I recently spotted a book at my local library, The Scrapbook of Frankie Pratt by Caroline Preston. This novel told through images of scrapbook contents prompted me to think of the many scrapbooks in our collections – no two are alike. The unique aspect to these scrapbooks centers on the mementos and keepsakes of individuals, families and groups.
One of the first things many of us ponder is how to adequately preserve the scrapbook when it contains several mixed materials. I began to make a mental list of the various items that may be found within scrapbooks:
photographs, postcards, newspaper clippings, graduation announcements, commencement programs, valentine cards, wooden coins, metal badges, balloons, stickers, campaign material, napkins, buttons, ribbons, tickets, dried flowers, a tiny lock of hair, a piece of jewelry and list continues to infinity and beyond!
Preservation issues aside, the intertexuality of the scrapbook is found through the compilation of these objects. The contents construct a plural meaning. Due to this intertextual nature, it may prompt us to look at it as more than a singular artifact. Realistically, many questions may arise on how to move forward to process these collections.
From time to time, a scrapbook will have loose items that have not been pasted or attached within the scrapbook.

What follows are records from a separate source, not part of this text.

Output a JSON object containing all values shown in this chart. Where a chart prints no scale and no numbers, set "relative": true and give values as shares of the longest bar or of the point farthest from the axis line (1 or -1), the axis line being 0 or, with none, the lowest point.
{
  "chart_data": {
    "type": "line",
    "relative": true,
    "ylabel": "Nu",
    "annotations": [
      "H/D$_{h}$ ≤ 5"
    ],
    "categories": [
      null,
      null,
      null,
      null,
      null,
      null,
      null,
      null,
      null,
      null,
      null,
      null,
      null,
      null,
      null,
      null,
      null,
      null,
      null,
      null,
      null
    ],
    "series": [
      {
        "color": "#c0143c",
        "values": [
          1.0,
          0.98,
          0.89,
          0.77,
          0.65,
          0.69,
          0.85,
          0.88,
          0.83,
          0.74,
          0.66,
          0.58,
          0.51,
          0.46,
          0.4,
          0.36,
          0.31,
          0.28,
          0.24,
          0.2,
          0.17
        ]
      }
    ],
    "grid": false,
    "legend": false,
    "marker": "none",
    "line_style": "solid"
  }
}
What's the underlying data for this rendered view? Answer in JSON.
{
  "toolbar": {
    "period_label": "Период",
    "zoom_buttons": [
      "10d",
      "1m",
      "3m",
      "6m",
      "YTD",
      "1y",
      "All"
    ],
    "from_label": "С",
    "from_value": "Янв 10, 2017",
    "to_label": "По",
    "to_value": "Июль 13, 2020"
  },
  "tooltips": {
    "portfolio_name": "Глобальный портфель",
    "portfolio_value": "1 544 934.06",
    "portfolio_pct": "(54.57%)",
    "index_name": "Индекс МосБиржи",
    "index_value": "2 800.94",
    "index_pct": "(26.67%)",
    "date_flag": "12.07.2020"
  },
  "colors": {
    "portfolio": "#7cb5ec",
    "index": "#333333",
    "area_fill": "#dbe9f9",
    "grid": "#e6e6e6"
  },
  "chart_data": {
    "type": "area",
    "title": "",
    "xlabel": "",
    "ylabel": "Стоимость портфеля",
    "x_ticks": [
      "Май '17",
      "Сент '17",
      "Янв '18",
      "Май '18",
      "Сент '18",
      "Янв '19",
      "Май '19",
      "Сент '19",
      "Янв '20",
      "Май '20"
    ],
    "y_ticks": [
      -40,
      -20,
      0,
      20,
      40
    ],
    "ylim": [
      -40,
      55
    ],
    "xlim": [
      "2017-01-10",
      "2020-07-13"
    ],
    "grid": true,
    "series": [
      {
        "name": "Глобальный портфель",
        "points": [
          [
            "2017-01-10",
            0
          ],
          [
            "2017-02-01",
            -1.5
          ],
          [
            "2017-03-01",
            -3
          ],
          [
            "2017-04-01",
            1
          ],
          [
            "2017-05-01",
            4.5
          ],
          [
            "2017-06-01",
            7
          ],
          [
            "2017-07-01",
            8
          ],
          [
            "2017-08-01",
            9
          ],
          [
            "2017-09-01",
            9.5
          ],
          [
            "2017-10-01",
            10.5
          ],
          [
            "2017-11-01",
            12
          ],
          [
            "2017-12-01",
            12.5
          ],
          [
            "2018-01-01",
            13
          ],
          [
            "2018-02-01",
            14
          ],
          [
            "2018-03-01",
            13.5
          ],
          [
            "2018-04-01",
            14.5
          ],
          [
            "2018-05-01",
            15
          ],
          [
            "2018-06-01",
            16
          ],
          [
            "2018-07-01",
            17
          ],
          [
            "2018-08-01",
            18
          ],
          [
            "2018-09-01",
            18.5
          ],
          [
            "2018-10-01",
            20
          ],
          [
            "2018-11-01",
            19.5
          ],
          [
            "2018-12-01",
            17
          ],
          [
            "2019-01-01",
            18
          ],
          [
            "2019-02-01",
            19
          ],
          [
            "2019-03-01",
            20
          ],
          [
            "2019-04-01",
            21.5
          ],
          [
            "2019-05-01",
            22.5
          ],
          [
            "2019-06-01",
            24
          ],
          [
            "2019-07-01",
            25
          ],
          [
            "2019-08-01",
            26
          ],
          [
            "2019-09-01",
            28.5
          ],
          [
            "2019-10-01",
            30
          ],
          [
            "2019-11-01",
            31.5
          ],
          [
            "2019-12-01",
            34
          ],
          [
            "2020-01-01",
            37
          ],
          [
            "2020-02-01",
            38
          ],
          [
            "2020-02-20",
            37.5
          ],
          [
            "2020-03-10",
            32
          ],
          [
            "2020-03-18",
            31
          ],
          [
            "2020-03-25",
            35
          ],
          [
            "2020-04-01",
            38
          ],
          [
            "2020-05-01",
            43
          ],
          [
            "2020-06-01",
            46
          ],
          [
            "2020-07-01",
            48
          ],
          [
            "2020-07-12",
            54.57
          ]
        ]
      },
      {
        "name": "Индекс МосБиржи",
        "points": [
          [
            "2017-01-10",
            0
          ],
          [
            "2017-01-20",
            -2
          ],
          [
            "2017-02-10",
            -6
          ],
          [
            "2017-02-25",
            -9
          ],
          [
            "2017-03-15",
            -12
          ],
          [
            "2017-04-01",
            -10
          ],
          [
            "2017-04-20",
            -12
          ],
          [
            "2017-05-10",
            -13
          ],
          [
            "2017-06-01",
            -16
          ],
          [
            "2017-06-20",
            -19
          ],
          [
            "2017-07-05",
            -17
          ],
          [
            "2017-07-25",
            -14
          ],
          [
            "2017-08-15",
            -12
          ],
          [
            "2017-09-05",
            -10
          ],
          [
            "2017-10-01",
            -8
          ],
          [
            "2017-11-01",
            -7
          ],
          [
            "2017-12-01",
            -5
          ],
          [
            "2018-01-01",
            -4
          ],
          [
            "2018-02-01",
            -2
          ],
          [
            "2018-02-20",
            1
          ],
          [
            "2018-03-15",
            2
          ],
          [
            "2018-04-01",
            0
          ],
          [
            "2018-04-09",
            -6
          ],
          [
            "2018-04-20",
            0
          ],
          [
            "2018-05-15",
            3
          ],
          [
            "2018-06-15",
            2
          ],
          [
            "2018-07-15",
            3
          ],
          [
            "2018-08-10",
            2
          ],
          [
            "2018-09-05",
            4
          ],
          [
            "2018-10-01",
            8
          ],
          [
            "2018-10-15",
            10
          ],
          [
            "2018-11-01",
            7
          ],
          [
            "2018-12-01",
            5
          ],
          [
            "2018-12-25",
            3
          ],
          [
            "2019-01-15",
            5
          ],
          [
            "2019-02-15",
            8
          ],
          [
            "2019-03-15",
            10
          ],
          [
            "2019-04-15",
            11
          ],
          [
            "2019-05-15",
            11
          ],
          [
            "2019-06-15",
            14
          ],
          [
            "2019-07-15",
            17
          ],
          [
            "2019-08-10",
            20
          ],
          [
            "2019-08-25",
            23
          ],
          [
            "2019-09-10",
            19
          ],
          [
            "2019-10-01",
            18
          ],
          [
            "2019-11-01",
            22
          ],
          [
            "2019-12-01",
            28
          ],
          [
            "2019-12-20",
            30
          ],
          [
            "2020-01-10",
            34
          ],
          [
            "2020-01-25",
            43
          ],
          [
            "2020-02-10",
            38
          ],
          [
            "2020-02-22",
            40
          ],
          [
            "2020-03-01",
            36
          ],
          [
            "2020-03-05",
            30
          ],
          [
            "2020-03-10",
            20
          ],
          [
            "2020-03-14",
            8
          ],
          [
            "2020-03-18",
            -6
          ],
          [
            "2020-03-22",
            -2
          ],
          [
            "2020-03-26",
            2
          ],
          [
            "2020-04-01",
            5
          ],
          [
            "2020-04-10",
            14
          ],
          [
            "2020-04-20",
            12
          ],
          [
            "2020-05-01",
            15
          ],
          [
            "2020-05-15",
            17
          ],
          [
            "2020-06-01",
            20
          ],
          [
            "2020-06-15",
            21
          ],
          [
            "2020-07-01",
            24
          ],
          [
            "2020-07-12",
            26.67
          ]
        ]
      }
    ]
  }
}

Many of which vary in scope and content. I may be inclined to ask a question like – should I catalog this identification badge separately?
One helpful tip is to analyze the scope of the overall collections, review policies and exhibition planning. It may be beneficial to ask a series of questions.
- Will cataloging this piece of memorabilia as Communication Artifact under the Secondary Term, Scrapbook provide the search parameters to locate all of these varying objects inside?
- How will the Scrapbook be cross-indexed and how will the related material be linked together?
- Would it be beneficial to catalog any loose items separately for the ease of retrieval?
The answers to these questions may vary and decisions will depend upon a case by case scenario. Certainly, cataloging this object with the Primary Term, Album or more specifically the Secondary Term, Scrapbook will suffice along with a detailed finding aid. Though, I recently opted to catalog some loose scrapbook items individually. From the preservation standpoint and the need for retrieval for the future research and exhibitions – it seemed to be the logical route. Granted, it takes more time to identify the object terms for those multiple loose pieces or including the terms for cross-indexing for the attached contents within the scrapbook, but that’s the way we word!